The Canadian government decided to convert Lady Nelson to a hospital ship to bring home Canadian wounded. Canadians had previously been sent home for treatment on British hospital ships, but as casualties mounted from fighting in North Africa, the British asked Canada to provide its own hospital ships. Although informally called HMCS or HMCHS Lady Nelson by her crew, she remained owned by Canadian National Steamships, under charter by the Canadian Department of National Defence and retained a civilian crew of 75 from the Canadian Merchant Navy and 100 medical staff from the Canadian Army. Completed as a hospital ship in April 1943, Lady Nelson had an operating theatre, x-ray machine and wards for 515 men.
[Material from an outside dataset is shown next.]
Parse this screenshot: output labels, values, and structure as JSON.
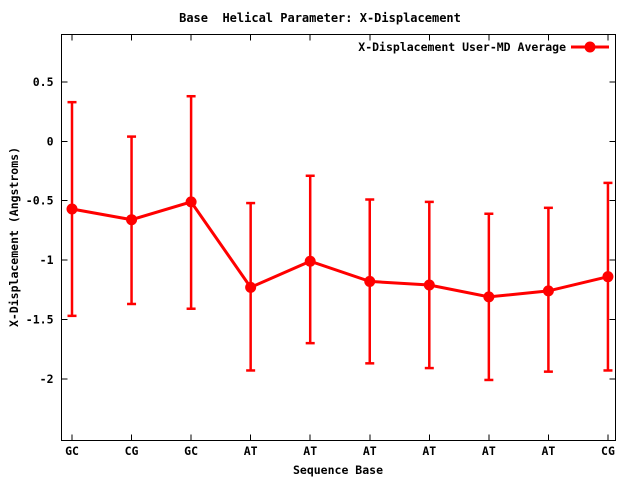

A special medical embarkation unit was created at Pier 21 in Halifax to unload patients and transfer and escort them on hospital trains which took the wounded to hospitals across Canada. As a hospital ship, Lady Nelson made 30 crossings of the Atlantic and brought 25,000 wounded Canadians home. When fighting ended in Europe in June 1945, Lady Nelson was switched to returning Canadian soldiers and war brides.

==Postwar==
Lady Nelson returned to civilian duties in 1946, the only Lady boat, along with Lady Rodney, to survive the war. However declining passenger traffic due to air travel, high fuel consumption from the ship's turbine engines and rising labour costs made the Lady boats too expensive to run. It was decided to replace the two Lady boats with motor vessels with smaller passenger capacity in 1951. In 1952 Lady Nelson and Lady Rodney were sold to Egyptian owners for $750,000. After being refitted at Alexandria and then renamed, they were used to carry passengers in the Mediterranean and Red Seas. Under her new owner, the Khedivial Mail line, Lady Nelson was renamed Gumhuryat Misr, later becoming Alwadi in 1960 until she was scrapped in 1968.

==Legacy==
A large model of the ship in hospital colours is displayed at the Canadian Museum of Immigration at Pier 21 in Halifax at the terminal where Lady Nelson operated for most of her career. A short street at CFB Halifax is named Lady Nelson Road in her honour. The Naval Museum of Halifax owns a 1944 painting by Wilfred Leonard Whitern of Lady Nelson and her original hospital ship flags which are displayed in the Stadacona Health Centre at CFB Halifax. Lady Nelson is also the subject of two paintings in the war art collection of the Canadian War Museum in Ottawa.